自分だけのためではなく、コモンの再生と維持のためにお金を使う人のところにお金が集まるような仕組みが大切だと思う。凱風館共同体では、たぶん僕が一番お金持ちなので、僕にお金を一番たくさん使う義務がある。だって、僕のところにお金が集まるのは、いろいろな人からの贈与の結果だから。
多田先生から合気道を教わり、レヴィナス先生からは哲学的なものの考え方を教わり、いろいろな先輩たちから贈り物を受けとり、その恩恵に浴して仕事をしてお金を得てきたわけだから、僕には「お返しする義務」がある。反対給付義務だよね。この義務を果たさないと「何か悪いことが起きる」というのは贈与論の基本でしょう。
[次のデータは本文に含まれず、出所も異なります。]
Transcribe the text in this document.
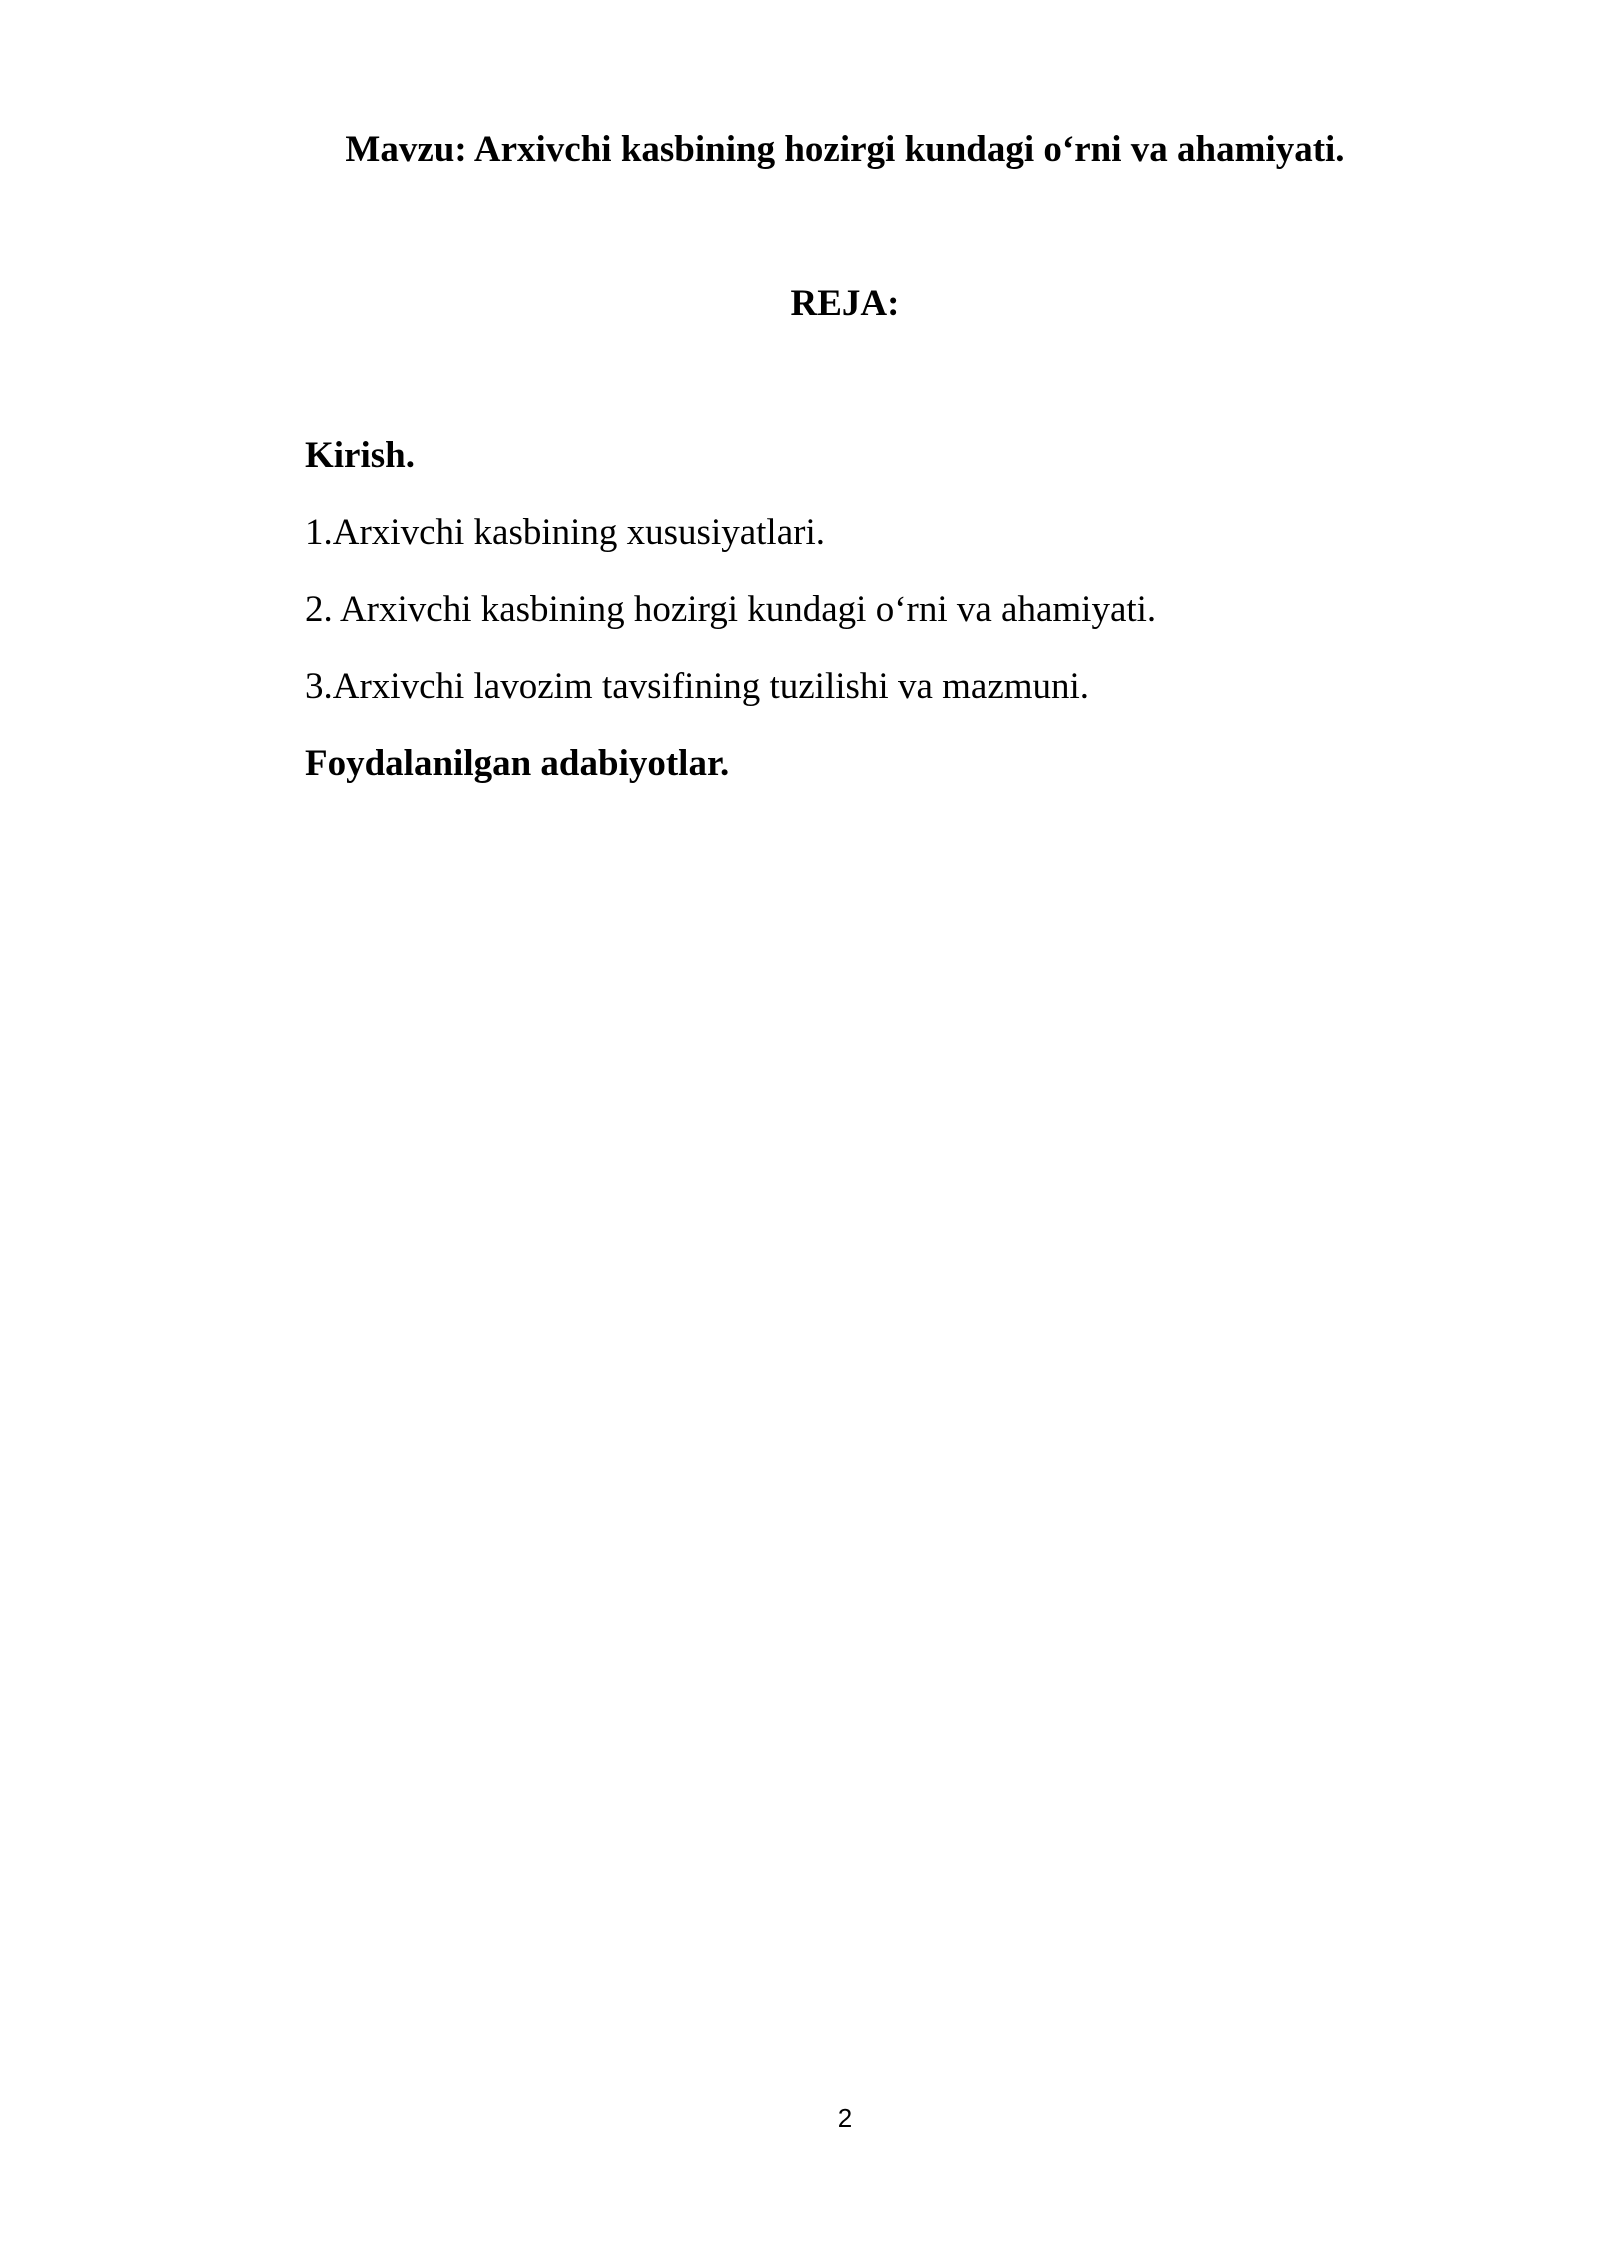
Mavzu: Arxivchi kasbining hozirgi kundagi o‘rni va ahamiyati.
REJA:
Kirish.
1.Arxivchi kasbining xususiyatlari.
2. Arxivchi kasbining hozirgi kundagi o‘rni va ahamiyati.
3.Arxivchi lavozim tavsifining tuzilishi va mazmuni.
Foydalanilgan adabiyotlar.
2
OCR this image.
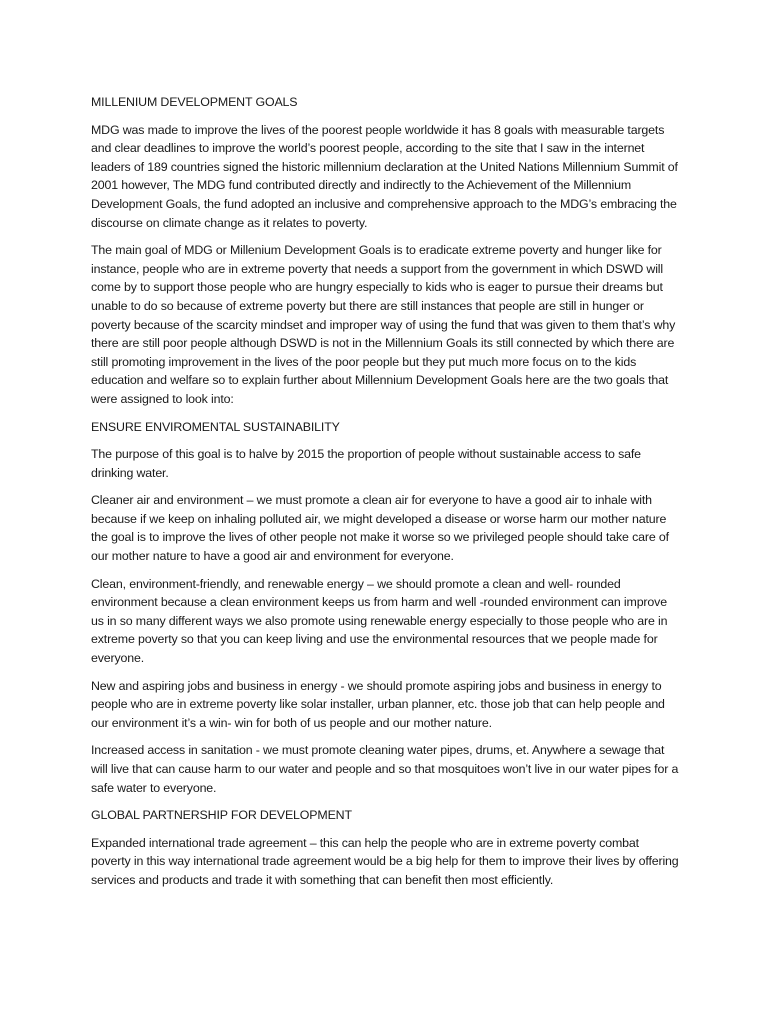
MILLENIUM DEVELOPMENT GOALS

MDG was made to improve the lives of the poorest people worldwide it has 8 goals with measurable targets and clear deadlines to improve the world’s poorest people, according to the site that I saw in the internet leaders of 189 countries signed the historic millennium declaration at the United Nations Millennium Summit of 2001 however, The MDG fund contributed directly and indirectly to the Achievement of the Millennium Development Goals, the fund adopted an inclusive and comprehensive approach to the MDG’s embracing the discourse on climate change as it relates to poverty.

The main goal of MDG or Millenium Development Goals is to eradicate extreme poverty and hunger like for instance, people who are in extreme poverty that needs a support from the government in which DSWD will come by to support those people who are hungry especially to kids who is eager to pursue their dreams but unable to do so because of extreme poverty but there are still instances that people are still in hunger or poverty because of the scarcity mindset and improper way of using the fund that was given to them that’s why there are still poor people although DSWD is not in the Millennium Goals its still connected by which there are still promoting improvement in the lives of the poor people but they put much more focus on to the kids education and welfare so to explain further about Millennium Development Goals here are the two goals that were assigned to look into:

ENSURE ENVIROMENTAL SUSTAINABILITY

The purpose of this goal is to halve by 2015 the proportion of people without sustainable access to safe drinking water.

Cleaner air and environment – we must promote a clean air for everyone to have a good air to inhale with because if we keep on inhaling polluted air, we might developed a disease or worse harm our mother nature the goal is to improve the lives of other people not make it worse so we privileged people should take care of our mother nature to have a good air and environment for everyone.

Clean, environment-friendly, and renewable energy – we should promote a clean and well- rounded environment because a clean environment keeps us from harm and well -rounded environment can improve us in so many different ways we also promote using renewable energy especially to those people who are in extreme poverty so that you can keep living and use the environmental resources that we people made for everyone.

New and aspiring jobs and business in energy - we should promote aspiring jobs and business in energy to people who are in extreme poverty like solar installer, urban planner, etc. those job that can help people and our environment it’s a win- win for both of us people and our mother nature.

Increased access in sanitation - we must promote cleaning water pipes, drums, et. Anywhere a sewage that will live that can cause harm to our water and people and so that mosquitoes won’t live in our water pipes for a safe water to everyone.

GLOBAL PARTNERSHIP FOR DEVELOPMENT

Expanded international trade agreement – this can help the people who are in extreme poverty combat poverty in this way international trade agreement would be a big help for them to improve their lives by offering services and products and trade it with something that can benefit then most efficiently.
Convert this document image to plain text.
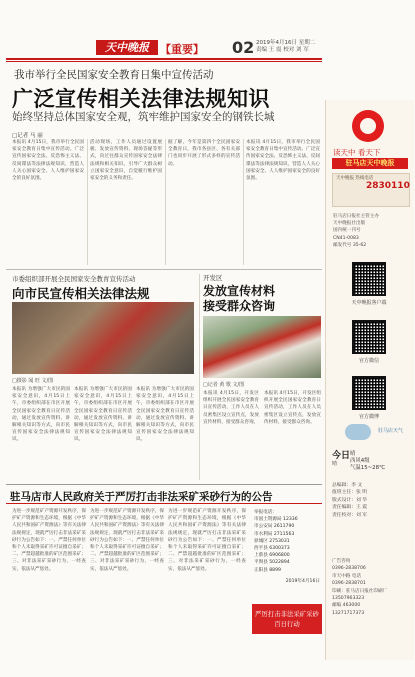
天中晚报	【重要】 02 2019年4月16日 星期二
责编 王 震 校对 刘 军
我市举行全民国家安全教育日集中宣传活动
广泛宣传相关法律法规知识
始终坚持总体国家安全观，筑牢维护国家安全的钢铁长城
□记者 马 丽
本报讯 4月15日，我市举行全民国家安全教育日集中宣传活动。广泛宣传国家安全法、反恐怖主义法、反间谍法等法律法规知识，营造人人关心国家安全、人人维护国家安全的良好氛围。
活动现场，工作人员通过设置展板、发放宣传资料、现场答疑等形式，向过往群众宣传国家安全法律法规和相关知识，引导广大群众树立国家安全意识，自觉履行维护国家安全的义务和责任。
据了解，今年是第四个全民国家安全教育日，我市各县区、各有关部门也同步开展了形式多样的宣传活动。
本报讯 4月15日，我市举行全民国家安全教育日集中宣传活动。广泛宣传国家安全法、反恐怖主义法、反间谍法等法律法规知识，营造人人关心国家安全、人人维护国家安全的良好氛围。
市委组织部开展全民国家安全教育宣传活动
向市民宣传相关法律法规
□摄影 闻 旺 文/图
本报讯 为增强广大市民的国家安全意识，4月15日上午，市委组织部在市区开展全民国家安全教育日宣传活动，通过发放宣传资料、讲解相关知识等方式，向市民宣传国家安全法律法规知识。
本报讯 为增强广大市民的国家安全意识，4月15日上午，市委组织部在市区开展全民国家安全教育日宣传活动，通过发放宣传资料、讲解相关知识等方式，向市民宣传国家安全法律法规知识。
本报讯 为增强广大市民的国家安全意识，4月15日上午，市委组织部在市区开展全民国家安全教育日宣传活动，通过发放宣传资料、讲解相关知识等方式，向市民宣传国家安全法律法规知识。
开发区
发放宣传材料
接受群众咨询
□记者 黄 歌 文/图
本报讯 4月15日，开发区组织开展全民国家安全教育日宣传活动，工作人员在人员密集区设立宣传点，发放宣传材料，接受群众咨询。
本报讯 4月15日，开发区组织开展全民国家安全教育日宣传活动，工作人员在人员密集区设立宣传点，发放宣传材料，接受群众咨询。
驻马店市人民政府关于严厉打击非法采矿采砂行为的公告
为进一步规范矿产资源开发秩序，保护矿产资源和生态环境，根据《中华人民共和国矿产资源法》等有关法律法规规定，现就严厉打击非法采矿采砂行为公告如下：一、严禁任何单位和个人未取得采矿许可证擅自采矿；二、严禁超越批准的矿区范围采矿；三、对非法采矿采砂行为，一经查实，依法从严惩处。
为进一步规范矿产资源开发秩序，保护矿产资源和生态环境，根据《中华人民共和国矿产资源法》等有关法律法规规定，现就严厉打击非法采矿采砂行为公告如下：一、严禁任何单位和个人未取得采矿许可证擅自采矿；二、严禁超越批准的矿区范围采矿；三、对非法采矿采砂行为，一经查实，依法从严惩处。
为进一步规范矿产资源开发秩序，保护矿产资源和生态环境，根据《中华人民共和国矿产资源法》等有关法律法规规定，现就严厉打击非法采矿采砂行为公告如下：一、严禁任何单位和个人未取得采矿许可证擅自采矿；二、严禁超越批准的矿区范围采矿；三、对非法采矿采砂行为，一经查实，依法从严惩处。
举报电话：
市国土资源局 12336
市公安局 2611790
市水利局 2711563
驿城区 2753031
西平县 6300373
上蔡县 6906800
平舆县 5022894
正阳县 8899
2019年4月16日
严厉打击非法采矿采砂
百日行动
读天中 看天下
驻马店天中晚报
天中晚报 热线电话
2830110
驻马店日报社主管主办
天中晚报社出版
国内统一刊号
CN41-0083
邮发代号 35-62
天中晚报客户端
官方微信
官方微博
驻马店天气
今日
晴
晴
西风4级
气温15~28℃
总编辑：李 文
值班主任：张 明
版式设计：刘 华
责任编辑：王 震
责任校对：刘 军
广告咨询
0396-2838706
市天中路 电话
0396-2838701
印刷：驻马店日报社印刷厂
13507963323
邮编 463000
13271717373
だから、みんなのために僕はお金をじゃんじゃん使う。でも、そういうお金の使い方をしていると、みんなが「内田先生がもっとお金持ちになりますように」とひそかに祈ってくれる。この「祈りの力」は侮れないんだよ。
逆にいくらお金があっても抱き込んで絶対にみんなのためには使わないという人がいたら「あんなやつお金をなくしちゃえばいいのに」とひそかに思うでしょ。この「呪いの力」も侮れない。
アジールをつくるということ
凱風館をつくるときに最初に考えたのが、災害があったときに避難所になることのできる場所をつくろうということだった。「アジール※」をつくろう、と。多田先生に伺った話だけれど、先生が道場に入門されたのは1950年の3月、そのときに合気会の本部道場の一隅には、空襲の被災者の家族がまだ生活していたんだって。その人たちの邪魔にならないように稽古したと笑って教えてくれた。
先生は「道場の隅に罹災者が居着いていて迷惑だった」と言いたかったわけじゃない。そうではなくて、道場というのは「そういうもの」である、と。そのことを言おうとしていたんだと思う。
※アジールとは聖域、平和領域を意味するドイツ語。そこに逃げ込んだ者は保護され、世俗的な権力も侵すことができない聖なる地域や避難所のこと。例えば江戸時代の日本では徳川家とゆかりの深い寺が離婚を切望する女性の駆込寺 (縁切寺)だった。
お寺で修行するところも道場だけれど、ここだって災害があって被災者が逃げ込んで来たときに「仏道修行の邪魔になるから出ていけ」なんていう仏教者はいないと思うよ。そんなこと言うやつには仏道修行する資格はないよ。
武道の道場だって同じだと思う。困った人がいたら逃げ込める場所じゃないと道場とは言えない。何か起きたときにはみんなここに来て、寝泊まりしていいよっていう、そういう場所をつくりたかった。
もうひとつ重要なことは、道場は「外部」に通じている場所だということ。外部というのは、世俗の論理や価値観が通じない場っていう意味。武道というのは、調えられた心身を通じて超越的なエネルギーを発動するための技術だから、「超越的なもの」を迎え入れることのできる場がどうしても必要。だから道場というのは神仏を勧請するのと同じように一種の宗教的な行の場でもあるんです。
そういう「外部」に通じている、アジールであり、かつ修行の場であるような場所が日本中あちこちにぽこぽこ出来て、その「ゆるい共同体」が「ゆるく」連携する。それが社会的孤立を解決するための有効な方法だろうと僕は思っています。